İşletme okuduktan sonra direkt okuduğum bölümle alakalı bir iş yapmadım. O dönemler radyoculuk revaçtaydı. Ben de özel radyolarda radyoculuğa başladım. Aşağı yukarı on sekiz yıllık radyoculuk geçmişim var. Günde üç saat süreyle haftada altı gün kuşak programı yaptım. “En İyi Çocuk Programı”, “En İyi Tematik İçerikli Program”, “Türkiye’nin En Sevilen Yüz Kadını” gibi dört ödülüm var. Radyoda yaptığım çocuk programlarım dinleyiciler tarafından çok sevildi. Bu vesileyle çocuk edebiyatına ayrı bir ilgim gelişmeye başladı. Çocuk edebiyatı üzerine çalışmaya başladım ve kendi ajansımı kurdum: Kâğıt Gemi Ajans. Ajans olarak belediyelere, bakanlıklara pek çok sosyal sorumluluk projesi ürettik. Daha sonrasında farklı ülkelerdeki sosyal sorumluluk projelerini gönüllü olarak fotoğraflamak için farklı davetler aldım. Bu benim hiç planladığım bir şey değildi. 2012 yılında safari fotoğraflamak için Tanzanya’ya gittim. Orada eşimle karşılaştık. Birkaç gün içinde ondan evlilik teklifi aldım. Çok kısa sürede cevap verdim ve Tanzanya’ya bir dahaki gelişimde eşimin ailesiyle tanıştım ve evlendik.
O zamanlar Tanzanya’da zor bir kuraklık süreci oldu. Biz de o süreçte su kuyuları açmaya vesile olduk, büyük şehirden fidanlar getirdik, onları ektik, onlar büyüdü. O birkaç yıllık süre içerisinde verdiğimiz emekler meyvesini vermeye başladı. Ondan sonra benim o yaptıklarım bir şekilde haber oldu: Kimsenin gitmediği, suyun elektriğin olmadığı ücra bir Masai köyünde bir Türk kadını. Sonrasında Diyanet Vakfı da Uluslararası İyilik Ödülleri kapsamında bu gayretlerimizi ödüle layık gördü. Bu vesilelerle bu köyden haberdar olan pek çok insan benim aracılığımla oraya yardım ulaştırmak istedi. Biz de bu işi bireyselden kurumsala çevirmenin gerekli olduğunu gördük ve dernekleşme yoluna girdik. Türkiye’den de çok destek veren oldu. Türkiye’den partnerlerle bu projeleri yapmak yerine Türkiye’de de kendi derneğimizi kuralım dedik. Böylece Türkiye’de Paylaşmaktır Hayat Derneği’ni kurduk.

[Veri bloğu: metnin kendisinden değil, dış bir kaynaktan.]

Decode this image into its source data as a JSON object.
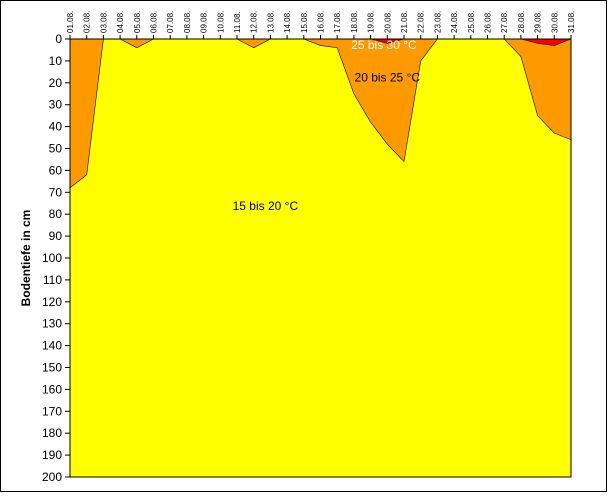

Dernekten önce çok sistemli gitmiyorduk. Ben Türkiye’ye gidip geldikçe arkadaşlarımdan gelen zekât ve yardımları ulaştırmaya gayret ediyordum. Ancak son üç yıldır kurumsal olarak yardım projeleri yürütüyoruz. Biz dernek olarak bir projeyi iyice sağlamlaştırdıktan sonra diğerine geçmeyi prensip edindik. Bu yüzden aynı anda onlarca proje yapmıyoruz ama sağlam bir şekilde ilerliyoruz. Sonrasında gördüğümüz ihtiyaçlardan hareketle başka projeler planlıyoruz.

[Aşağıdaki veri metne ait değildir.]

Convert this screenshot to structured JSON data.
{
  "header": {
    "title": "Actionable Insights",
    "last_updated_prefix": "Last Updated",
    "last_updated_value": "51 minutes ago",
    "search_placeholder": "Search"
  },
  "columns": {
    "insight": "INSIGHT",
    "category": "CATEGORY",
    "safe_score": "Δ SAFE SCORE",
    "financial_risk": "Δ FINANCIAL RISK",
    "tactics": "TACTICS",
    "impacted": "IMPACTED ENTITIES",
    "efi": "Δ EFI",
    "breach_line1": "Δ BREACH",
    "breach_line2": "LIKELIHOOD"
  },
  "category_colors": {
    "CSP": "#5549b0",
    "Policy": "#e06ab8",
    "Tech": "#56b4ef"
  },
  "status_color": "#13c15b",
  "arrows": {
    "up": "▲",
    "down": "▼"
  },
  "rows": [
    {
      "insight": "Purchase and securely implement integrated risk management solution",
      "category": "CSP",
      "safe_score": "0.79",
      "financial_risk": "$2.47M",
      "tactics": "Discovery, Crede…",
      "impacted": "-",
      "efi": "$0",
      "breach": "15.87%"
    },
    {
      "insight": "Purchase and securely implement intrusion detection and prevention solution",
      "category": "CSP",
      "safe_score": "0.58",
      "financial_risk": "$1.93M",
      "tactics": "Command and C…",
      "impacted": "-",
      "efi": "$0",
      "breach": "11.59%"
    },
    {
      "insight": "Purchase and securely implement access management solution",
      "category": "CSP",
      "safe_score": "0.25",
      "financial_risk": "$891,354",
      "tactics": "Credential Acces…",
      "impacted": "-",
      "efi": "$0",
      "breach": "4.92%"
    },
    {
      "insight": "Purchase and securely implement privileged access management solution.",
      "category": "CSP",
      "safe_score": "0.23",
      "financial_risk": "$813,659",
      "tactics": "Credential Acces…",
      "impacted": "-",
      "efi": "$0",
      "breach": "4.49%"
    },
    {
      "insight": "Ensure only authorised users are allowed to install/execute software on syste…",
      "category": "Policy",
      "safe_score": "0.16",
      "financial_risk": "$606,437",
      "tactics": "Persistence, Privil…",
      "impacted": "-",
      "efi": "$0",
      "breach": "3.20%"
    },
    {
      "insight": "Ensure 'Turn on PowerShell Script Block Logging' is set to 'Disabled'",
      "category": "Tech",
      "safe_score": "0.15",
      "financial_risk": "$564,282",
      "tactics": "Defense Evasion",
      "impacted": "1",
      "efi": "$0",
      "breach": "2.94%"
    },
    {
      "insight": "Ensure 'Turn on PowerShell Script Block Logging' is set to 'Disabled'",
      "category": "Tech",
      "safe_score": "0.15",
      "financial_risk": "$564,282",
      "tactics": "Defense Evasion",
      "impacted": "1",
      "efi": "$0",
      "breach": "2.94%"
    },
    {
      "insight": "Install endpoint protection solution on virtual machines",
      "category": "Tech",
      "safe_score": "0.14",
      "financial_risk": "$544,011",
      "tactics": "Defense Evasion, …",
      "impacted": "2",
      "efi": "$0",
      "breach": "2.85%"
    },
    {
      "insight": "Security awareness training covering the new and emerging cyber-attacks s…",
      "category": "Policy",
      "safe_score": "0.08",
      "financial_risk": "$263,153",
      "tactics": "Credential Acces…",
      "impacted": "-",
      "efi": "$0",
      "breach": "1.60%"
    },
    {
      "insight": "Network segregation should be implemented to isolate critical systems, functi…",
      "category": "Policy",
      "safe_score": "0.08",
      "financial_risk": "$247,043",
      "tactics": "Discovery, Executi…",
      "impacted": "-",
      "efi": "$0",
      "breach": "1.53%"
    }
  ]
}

Mesela ped projesi uzun süre aklımdaydı ama gerçekleştireli henüz birkaç yıl oldu. Projeler, genellikle benim yaşayarak gördüğüm ya da şahit olduğum ihtiyaçlardan doğuyor. Su oralarda en temel ihtiyaç. Yıllarca yağmur suyunu süzdürüp onu kullandım. Artık refleks olarak yağmur yağdığı an koşup kovaları getiriyordum. Etraftaki insanları, ölen hayvanları, yağmur yağmadığı için yetişmeyen bitkileri gördüm ya da her ay 1 hafta okula gidemeyen kızları gördüm ve bu ihtiyaçlardan hareketle projeler geliştirdik. Mesela ilk meyve fidanı diktiğimde eşime ‘Bak, meyve fidanı vereceğiz, para vermeyecekler. İnsanlarla konuşalım evlerinin etrafına diksinler.’ dediğimde eşim insanların istemediğini söylüyordu. İstemiyorlar çünkü bilmiyorlar, papaya mesela çok hızlı büyüyen ve meyve veren bir bitki. Bizim bölgelerde yetiştirilmiyordu. Biz ektik, ilk papayayı bizim elimizden yediler. Meyveleri yedikten sonra insanlar olabildiğini gördü.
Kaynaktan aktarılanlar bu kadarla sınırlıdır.